Employers Hold the Line on Health Benefit Cost Per Employee in 2014
Mercer, October 1, 2013
Based on early responses from a major survey conducted annually by Mercer, employers expect health benefit cost per employee will rise by 4.8% on average in 2014
“The recession has been one factor behind slower cost growth, by dampening utilization,” said Beth Umland, Mercer’s director of research for health and benefits. “But employers have made fundamental changes in their health benefit programs in recent years that have put the brakes on unsustainable cost growth.”
Employers estimate that if they made no changes to their current plans, health benefit cost per employee would rise by 7% on average in 2014.
One of the key strategies employers are using to manage cost growth is implementing consumer-directed health plans, which give employees financial incentives and information resources to seek more cost-effective care and are typically paired with an employee-controlled account. Another is health management (or “wellness”) programs focused on improving workforce health. And an emerging trend for 2014 that is expected to accelerate in 2015 is the use of private exchanges, such as Mercer Marketplace, which make it easier for employers to offer a range of medical plan options and voluntary benefits and which can be a tool in cost management.
About a third of all large employer health plan sponsors (those with 500 or more employees) do not currently offer coverage to all employees working 30 or more hours per week, as will be required under the Affordable Care Act (ACA) beginning in 2015. Industries that rely heavily on part-time workers will be the hardest hit by this rule. About half of respondents in retail and hospitality currently do not offer coverage to all employees working 30 or more hours per week.
Some employers will minimize the number of newly eligible employees by cutting back on hours for at least a portion of their workforce – 11% of all large employers say they will do so. But most employers affected by the rule will simply open their plans to all employees working 30 or more hours per week and brace for rising enrollment.

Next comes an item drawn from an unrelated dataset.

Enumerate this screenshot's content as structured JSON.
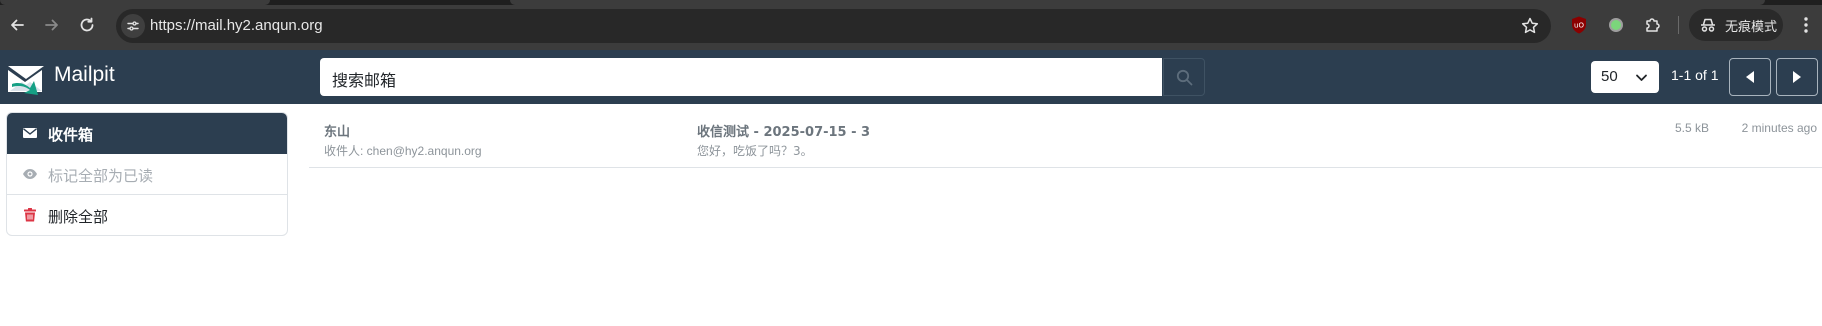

“Rising enrollment will be an even bigger issue in 2015 when the shared responsibility penalty goes into effect,” said Ms. Watts. “While some employers are going ahead with plans to expand eligibility in 2014 despite the delay, most of those with the big part-time populations are holding off and will feel the pinch in 2015.”

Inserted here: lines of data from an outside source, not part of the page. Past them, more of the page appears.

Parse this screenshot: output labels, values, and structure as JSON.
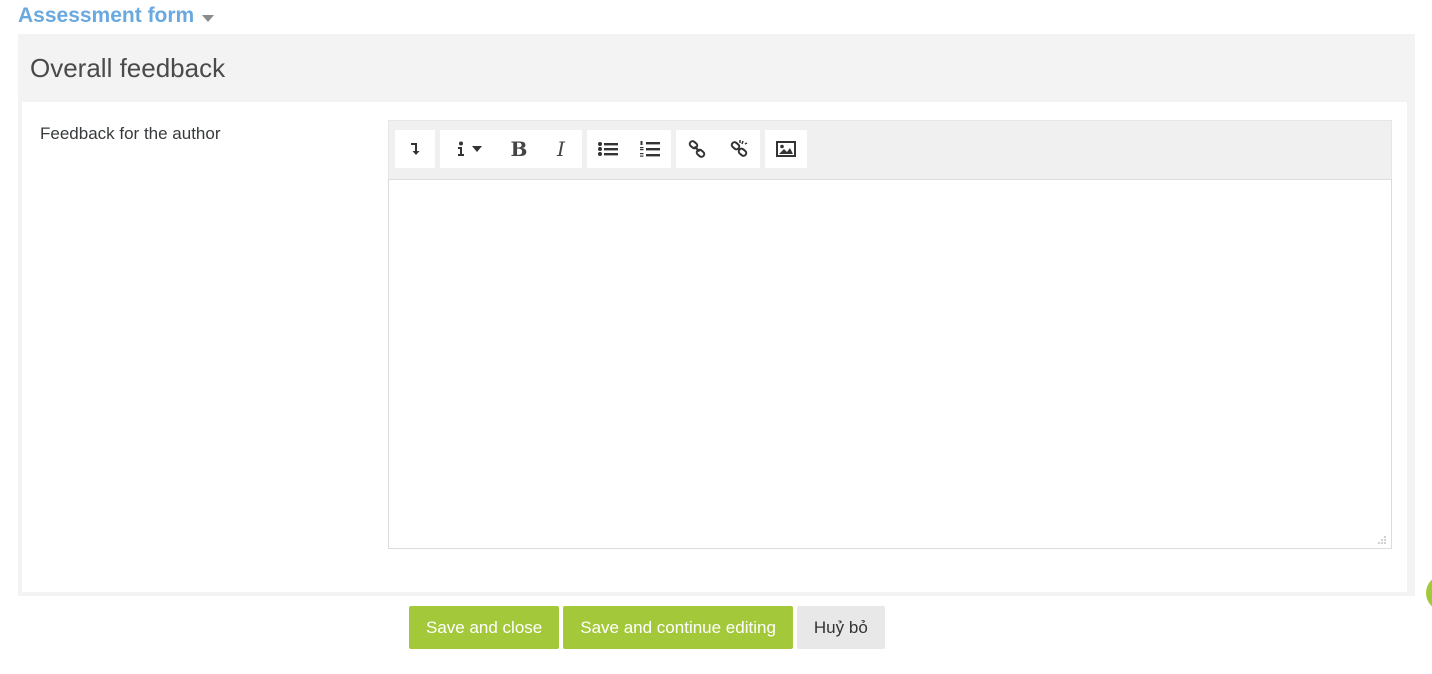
{
  "section": {
    "title": "Assessment form"
  },
  "card": {
    "title": "Overall feedback",
    "field_label": "Feedback for the author"
  },
  "editor": {
    "toolbar": [
      {
        "icon": "collapse-toolbar-icon"
      },
      {
        "icon": "info-dropdown-icon"
      },
      {
        "icon": "bold-icon",
        "text": "B"
      },
      {
        "icon": "italic-icon",
        "text": "I"
      },
      {
        "icon": "unordered-list-icon"
      },
      {
        "icon": "ordered-list-icon"
      },
      {
        "icon": "link-icon"
      },
      {
        "icon": "unlink-icon"
      },
      {
        "icon": "image-icon"
      }
    ],
    "content": ""
  },
  "actions": {
    "save_close": "Save and close",
    "save_continue": "Save and continue editing",
    "cancel": "Huỷ bỏ"
  },
  "colors": {
    "accent": "#a3c93a",
    "link": "#6aa9e0"
  }
}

Few large employers – just 5% – say it’s likely they will terminate their health plans within the next five years, even though public insurance exchanges will provide another source of health coverage. About a fifth of employers with fewer than 200 employees say it’s likely they will terminate their plans; employers of this size are much less likely to offer coverage to begin with.
Under the ACA, beginning in 2018 employers will pay a 40% tax on the cost of health coverage in excess of $10,200 for an individual or $27,500 for a family. “This tax has been dubbed the ‘Cadillac tax’ but that’s really a misnomer,” said Ms. Watts. “Health coverage can often be expensive without being overly generous.”
Based on cost data collected in 2011, Mercer estimates that about 40% of employers would have to pay the tax on at least one plan if they made no changes to current plan design. Nearly a third of all large employers say they are taking steps in 2014 to avoid the tax in 2018 – in many cases, by adding a high-deductible consumer-directed health plan or taking steps to increase enrollment in an existing plan.
http://www.mercer.us/press-releases/1557830
Comment:
By Don McCanne, M.D. These preliminary findings just released by Mercer indicate that employers will continue to take steps to reduce their own costs of their health benefit programs, by shifting even more costs to their employees. One of the more shocking new numbers is that nearly a third of large employers are taking steps in 2014 to avoid the 40 percent excise tax on expensive plans – a tax that will be assessed in 2018. These expensive plans do not have overly generous benefits, but they are expensive only because health care has become so expensive. To avoid the tax, most employers will be offering high-deductible, consumer-directed health plans which expose employees to greater out-of-pocket expenses. Although only 5 percent of large employers say that they will terminate their plans within the next five years, the deterioration in coverage will surely cause a backlash from those who need care and cannot afford the out-of-pocket expenses. It may be that those who currently feel secure with the plans they get through their work may be the ones who will eventually clamor for single payer once they see how exposed their plan revisions will leave them.